Я боюсь также, что тов. Дзержинский, который ездил на Кавказ расследовать дело о «преступлениях» этих «социал-националов», отличился тут тоже только своим истинно русским настроением (известно, что обрусевшие инородцы всегда пересаливают по части истинно русского настроения) и что беспристрастие всей его комиссии достаточно характеризуется «рукоприкладством» Орджоникидзе. Я думаю, что никакой провокацией, никаким даже оскорблением нельзя оправдать этого русского рукоприкладства и что тов. Дзержинский непоправимо виноват в том, что отнесся к этому рукоприкладству легкомысленно... Орджоникидзе не имел права на ту раздражаемость, на которую он и Дзержинский ссылались...
Тут встает уже важный принципиальный вопрос: как понимать интернационализм?» (В стенографической записи здесь следует еще одно предложение, зачеркнутое: «Я думаю, что наши товарищи не разобрались достаточно в этом важном принципиальном вопросе».) 1
Ленин говорил не только, что право на отделение, обеспеченное советской конституцией, стало простым клочком бумаги, но что и стремление национальных меньшинств к ограниченному самоуправлению, к свободе от московского диктата заклеймлено названием «социал-национализм». Старый коммунист, соратник Ленина, Буду Мдивани получил от Орджоникидзе по физиономии за защиту прав инородцев от поползновений великорусского шовинизма, а поляк Феликс Дзержинский обелил Орджоникидзе и обвинил Мдивани в политическом «преступлении», в социал-национализ-ме, якобы вызвавшем справедливое раздражение Орджоникидзе. Вину за это извращение интернационализма Ленин возлагал на Сталина. И действительно, Сталин стал деспотом-инородцем, прикрывавшим свое личное самовластие великорусским национализмом. После Второй мировой войны эта же жажда власти, в обличье пролетарского интернационализма, поглотила маленькие страны за пределами СССР.

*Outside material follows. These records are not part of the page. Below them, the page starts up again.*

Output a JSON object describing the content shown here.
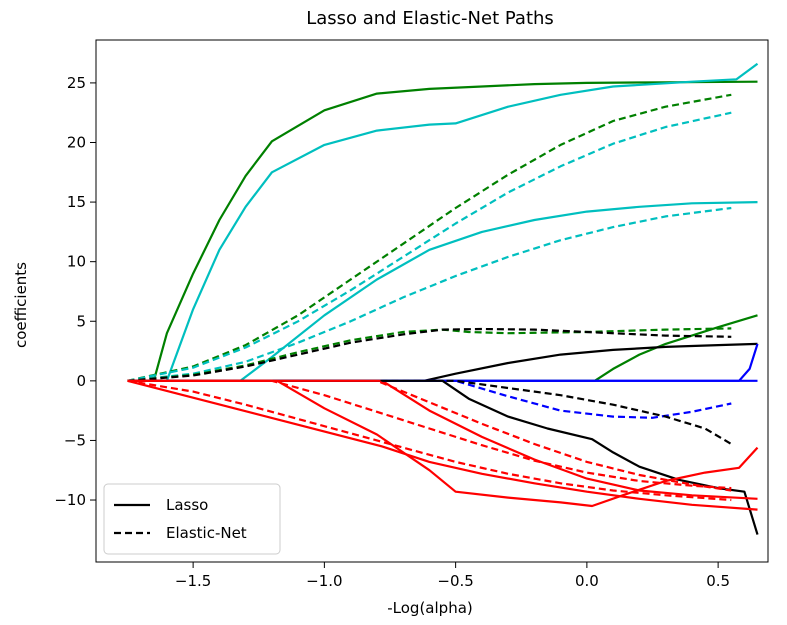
{
  "chart_data": {
    "type": "line",
    "title": "Lasso and Elastic-Net Paths",
    "xlabel": "-Log(alpha)",
    "ylabel": "coefficients",
    "xlim": [
      -1.87,
      0.69
    ],
    "ylim": [
      -15.2,
      28.6
    ],
    "xticks": [
      -1.5,
      -1.0,
      -0.5,
      0.0,
      0.5
    ],
    "xtick_labels": [
      "−1.5",
      "−1.0",
      "−0.5",
      "0.0",
      "0.5"
    ],
    "yticks": [
      -10,
      -5,
      0,
      5,
      10,
      15,
      20,
      25
    ],
    "ytick_labels": [
      "−10",
      "−5",
      "0",
      "5",
      "10",
      "15",
      "20",
      "25"
    ],
    "grid": false,
    "legend": {
      "placement": "lower-left",
      "entries": [
        {
          "label": "Lasso",
          "style": "solid",
          "color": "#000000"
        },
        {
          "label": "Elastic-Net",
          "style": "dashed",
          "color": "#000000"
        }
      ]
    },
    "series": [
      {
        "method": "lasso",
        "color": "#008000",
        "points": [
          [
            -1.75,
            0
          ],
          [
            -1.65,
            0
          ],
          [
            -1.6,
            4
          ],
          [
            -1.5,
            9
          ],
          [
            -1.4,
            13.5
          ],
          [
            -1.3,
            17.2
          ],
          [
            -1.2,
            20.1
          ],
          [
            -1.0,
            22.7
          ],
          [
            -0.8,
            24.1
          ],
          [
            -0.6,
            24.5
          ],
          [
            -0.4,
            24.7
          ],
          [
            -0.2,
            24.9
          ],
          [
            0.0,
            25.0
          ],
          [
            0.3,
            25.05
          ],
          [
            0.65,
            25.1
          ]
        ]
      },
      {
        "method": "lasso",
        "color": "#00bfbf",
        "points": [
          [
            -1.75,
            0
          ],
          [
            -1.6,
            0
          ],
          [
            -1.5,
            6
          ],
          [
            -1.4,
            11
          ],
          [
            -1.3,
            14.6
          ],
          [
            -1.2,
            17.5
          ],
          [
            -1.0,
            19.8
          ],
          [
            -0.8,
            21
          ],
          [
            -0.6,
            21.5
          ],
          [
            -0.5,
            21.6
          ],
          [
            -0.3,
            23
          ],
          [
            -0.1,
            24
          ],
          [
            0.1,
            24.7
          ],
          [
            0.4,
            25.1
          ],
          [
            0.57,
            25.3
          ],
          [
            0.65,
            26.6
          ]
        ]
      },
      {
        "method": "lasso",
        "color": "#00bfbf",
        "points": [
          [
            -1.75,
            0
          ],
          [
            -1.32,
            0
          ],
          [
            -1.2,
            2
          ],
          [
            -1.0,
            5.5
          ],
          [
            -0.8,
            8.5
          ],
          [
            -0.6,
            11
          ],
          [
            -0.4,
            12.5
          ],
          [
            -0.2,
            13.5
          ],
          [
            0.0,
            14.2
          ],
          [
            0.2,
            14.6
          ],
          [
            0.4,
            14.9
          ],
          [
            0.65,
            15.0
          ]
        ]
      },
      {
        "method": "lasso",
        "color": "#008000",
        "points": [
          [
            -1.75,
            0
          ],
          [
            0.03,
            0
          ],
          [
            0.1,
            1
          ],
          [
            0.2,
            2.2
          ],
          [
            0.3,
            3.1
          ],
          [
            0.4,
            3.8
          ],
          [
            0.5,
            4.5
          ],
          [
            0.65,
            5.5
          ]
        ]
      },
      {
        "method": "lasso",
        "color": "#000000",
        "points": [
          [
            -1.75,
            0
          ],
          [
            -0.62,
            0
          ],
          [
            -0.5,
            0.6
          ],
          [
            -0.3,
            1.5
          ],
          [
            -0.1,
            2.2
          ],
          [
            0.1,
            2.6
          ],
          [
            0.3,
            2.85
          ],
          [
            0.5,
            3.0
          ],
          [
            0.65,
            3.1
          ]
        ]
      },
      {
        "method": "lasso",
        "color": "#0000ff",
        "points": [
          [
            -1.75,
            0
          ],
          [
            0.58,
            0
          ],
          [
            0.62,
            1
          ],
          [
            0.65,
            3.1
          ]
        ]
      },
      {
        "method": "lasso",
        "color": "#0000ff",
        "points": [
          [
            -1.75,
            0
          ],
          [
            0.65,
            0
          ]
        ]
      },
      {
        "method": "lasso",
        "color": "#000000",
        "points": [
          [
            -1.75,
            0
          ],
          [
            -0.55,
            0
          ],
          [
            -0.45,
            -1.5
          ],
          [
            -0.3,
            -3
          ],
          [
            -0.15,
            -4
          ],
          [
            0.02,
            -4.9
          ],
          [
            0.1,
            -6
          ],
          [
            0.2,
            -7.2
          ],
          [
            0.35,
            -8.3
          ],
          [
            0.5,
            -9.0
          ],
          [
            0.6,
            -9.3
          ],
          [
            0.65,
            -12.9
          ]
        ]
      },
      {
        "method": "lasso",
        "color": "#ff0000",
        "points": [
          [
            -1.75,
            0
          ],
          [
            -1.18,
            0
          ],
          [
            -1.0,
            -2.3
          ],
          [
            -0.8,
            -4.5
          ],
          [
            -0.6,
            -7.5
          ],
          [
            -0.5,
            -9.3
          ],
          [
            -0.3,
            -9.8
          ],
          [
            -0.1,
            -10.2
          ],
          [
            0.02,
            -10.5
          ],
          [
            0.15,
            -9.5
          ],
          [
            0.3,
            -8.4
          ],
          [
            0.45,
            -7.7
          ],
          [
            0.58,
            -7.3
          ],
          [
            0.65,
            -5.6
          ]
        ]
      },
      {
        "method": "lasso",
        "color": "#ff0000",
        "points": [
          [
            -1.75,
            0
          ],
          [
            -0.78,
            0
          ],
          [
            -0.6,
            -2.5
          ],
          [
            -0.4,
            -4.7
          ],
          [
            -0.2,
            -6.6
          ],
          [
            0.0,
            -8.2
          ],
          [
            0.2,
            -9.2
          ],
          [
            0.4,
            -9.6
          ],
          [
            0.65,
            -9.9
          ]
        ]
      },
      {
        "method": "lasso",
        "color": "#ff0000",
        "points": [
          [
            -1.75,
            0
          ],
          [
            -0.78,
            -5.5
          ],
          [
            -0.6,
            -6.8
          ],
          [
            -0.4,
            -7.8
          ],
          [
            -0.2,
            -8.6
          ],
          [
            0.0,
            -9.3
          ],
          [
            0.2,
            -9.9
          ],
          [
            0.4,
            -10.4
          ],
          [
            0.65,
            -10.8
          ]
        ]
      },
      {
        "method": "elastic-net",
        "color": "#008000",
        "points": [
          [
            -1.75,
            0
          ],
          [
            -1.5,
            1.2
          ],
          [
            -1.3,
            3
          ],
          [
            -1.1,
            5.5
          ],
          [
            -0.9,
            8.5
          ],
          [
            -0.7,
            11.5
          ],
          [
            -0.5,
            14.5
          ],
          [
            -0.3,
            17.3
          ],
          [
            -0.1,
            19.8
          ],
          [
            0.1,
            21.8
          ],
          [
            0.3,
            23.0
          ],
          [
            0.55,
            24.0
          ]
        ]
      },
      {
        "method": "elastic-net",
        "color": "#00bfbf",
        "points": [
          [
            -1.75,
            0
          ],
          [
            -1.5,
            1.1
          ],
          [
            -1.3,
            2.8
          ],
          [
            -1.1,
            5.0
          ],
          [
            -0.9,
            7.6
          ],
          [
            -0.7,
            10.4
          ],
          [
            -0.5,
            13.2
          ],
          [
            -0.3,
            15.8
          ],
          [
            -0.1,
            18.0
          ],
          [
            0.1,
            19.9
          ],
          [
            0.3,
            21.3
          ],
          [
            0.55,
            22.5
          ]
        ]
      },
      {
        "method": "elastic-net",
        "color": "#00bfbf",
        "points": [
          [
            -1.75,
            0
          ],
          [
            -1.5,
            0.6
          ],
          [
            -1.3,
            1.6
          ],
          [
            -1.1,
            3.2
          ],
          [
            -0.9,
            5.0
          ],
          [
            -0.7,
            7.0
          ],
          [
            -0.5,
            8.8
          ],
          [
            -0.3,
            10.4
          ],
          [
            -0.1,
            11.8
          ],
          [
            0.1,
            12.9
          ],
          [
            0.3,
            13.8
          ],
          [
            0.55,
            14.5
          ]
        ]
      },
      {
        "method": "elastic-net",
        "color": "#008000",
        "points": [
          [
            -1.75,
            0
          ],
          [
            -1.5,
            0.5
          ],
          [
            -1.3,
            1.3
          ],
          [
            -1.1,
            2.4
          ],
          [
            -0.9,
            3.4
          ],
          [
            -0.7,
            4.1
          ],
          [
            -0.55,
            4.3
          ],
          [
            -0.45,
            4.1
          ],
          [
            -0.3,
            4.0
          ],
          [
            0.0,
            4.1
          ],
          [
            0.3,
            4.3
          ],
          [
            0.55,
            4.4
          ]
        ]
      },
      {
        "method": "elastic-net",
        "color": "#000000",
        "points": [
          [
            -1.75,
            0
          ],
          [
            -1.5,
            0.45
          ],
          [
            -1.3,
            1.2
          ],
          [
            -1.1,
            2.2
          ],
          [
            -0.9,
            3.2
          ],
          [
            -0.7,
            3.9
          ],
          [
            -0.55,
            4.3
          ],
          [
            -0.4,
            4.35
          ],
          [
            -0.2,
            4.3
          ],
          [
            0.0,
            4.1
          ],
          [
            0.3,
            3.8
          ],
          [
            0.55,
            3.7
          ]
        ]
      },
      {
        "method": "elastic-net",
        "color": "#0000ff",
        "points": [
          [
            -1.75,
            0
          ],
          [
            -0.5,
            0
          ],
          [
            -0.3,
            -1.3
          ],
          [
            -0.1,
            -2.5
          ],
          [
            0.1,
            -3.0
          ],
          [
            0.25,
            -3.1
          ],
          [
            0.4,
            -2.6
          ],
          [
            0.55,
            -1.9
          ]
        ]
      },
      {
        "method": "elastic-net",
        "color": "#000000",
        "points": [
          [
            -1.75,
            0
          ],
          [
            -0.5,
            0
          ],
          [
            -0.3,
            -0.6
          ],
          [
            -0.1,
            -1.2
          ],
          [
            0.1,
            -2.0
          ],
          [
            0.3,
            -3.0
          ],
          [
            0.45,
            -4.0
          ],
          [
            0.55,
            -5.3
          ]
        ]
      },
      {
        "method": "elastic-net",
        "color": "#ff0000",
        "points": [
          [
            -1.75,
            0
          ],
          [
            -1.5,
            -0.9
          ],
          [
            -1.3,
            -2.0
          ],
          [
            -1.1,
            -3.2
          ],
          [
            -0.9,
            -4.4
          ],
          [
            -0.7,
            -5.6
          ],
          [
            -0.5,
            -6.8
          ],
          [
            -0.3,
            -7.8
          ],
          [
            -0.1,
            -8.6
          ],
          [
            0.1,
            -9.2
          ],
          [
            0.3,
            -9.6
          ],
          [
            0.55,
            -10.0
          ]
        ]
      },
      {
        "method": "elastic-net",
        "color": "#ff0000",
        "points": [
          [
            -1.75,
            0
          ],
          [
            -1.2,
            0
          ],
          [
            -1.0,
            -1.2
          ],
          [
            -0.8,
            -2.6
          ],
          [
            -0.6,
            -4.0
          ],
          [
            -0.4,
            -5.4
          ],
          [
            -0.2,
            -6.7
          ],
          [
            0.0,
            -7.7
          ],
          [
            0.2,
            -8.4
          ],
          [
            0.4,
            -8.8
          ],
          [
            0.55,
            -9.0
          ]
        ]
      },
      {
        "method": "elastic-net",
        "color": "#ff0000",
        "points": [
          [
            -1.75,
            0
          ],
          [
            -0.8,
            0
          ],
          [
            -0.6,
            -1.8
          ],
          [
            -0.4,
            -3.6
          ],
          [
            -0.2,
            -5.3
          ],
          [
            0.0,
            -6.8
          ],
          [
            0.2,
            -7.9
          ],
          [
            0.4,
            -8.7
          ],
          [
            0.55,
            -9.2
          ]
        ]
      }
    ]
  }
}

Ленин ничего не мог сделать. Он не смог бы ничего сделать, даже если бы второй звонок не прозвенел еще, ибо как может быть свобода у национальных меньшинств в стране, где лишена свободы личность? Ленин все повторял, что коммунисты унаследовали царскую бюрократию. Но дело было не в этом. Дело было в централизации, которая при большевиках была еще сильнее, чем при царе. Как могли национальные меньшинства быть независимыми при таких условиях?
Ленин окончил диктовку 30 декабря вопросом: «Как понимать интернационализм?» На этот вопрос он не дал ответа.
Спор между Лениным и Сталиным шел вокруг степени самоуправления, предоставленного национальным республикам и областям. Сталин отстаивал автономию, что соответствовало отсутствию самоуправления. Ленин предпочитал «независимость», т. е. ограниченное самоуправление. В записях по вопросу о национальностях, продиктованных в последние дни 1922 года, Ленин пытался указать, как подойти к этому вопросу. В первой из двух диктовок 31 декабря он указывал: «...ничто так не задерживает развития и уп-роченности пролетарской классовой солидарности, как национальная несправедливость». Во второй он задавал вопрос: «Какие же практические меры следует предпринять при создавшемся положении?» На этот вопрос он отвечал: «Во-первых, следует оставить и укрепить союз советских социалистических республик». Во-вторых, этот союз нужно оставить «в отношении дипломатического аппарата». «В-третьих, нужно примерно наказать тов. Орджоникидзе... Политически-от-ветственными за всю эту поистине великорусско-националистическую кампанию следует сделать, конечно, Сталина и Дзержинского». Какому наказанию следовало подвергнуть тройку прегрешивших, Ленин не сказал. В-четвертых, в «инонациональных республиках» следует поощрять использование национального языка.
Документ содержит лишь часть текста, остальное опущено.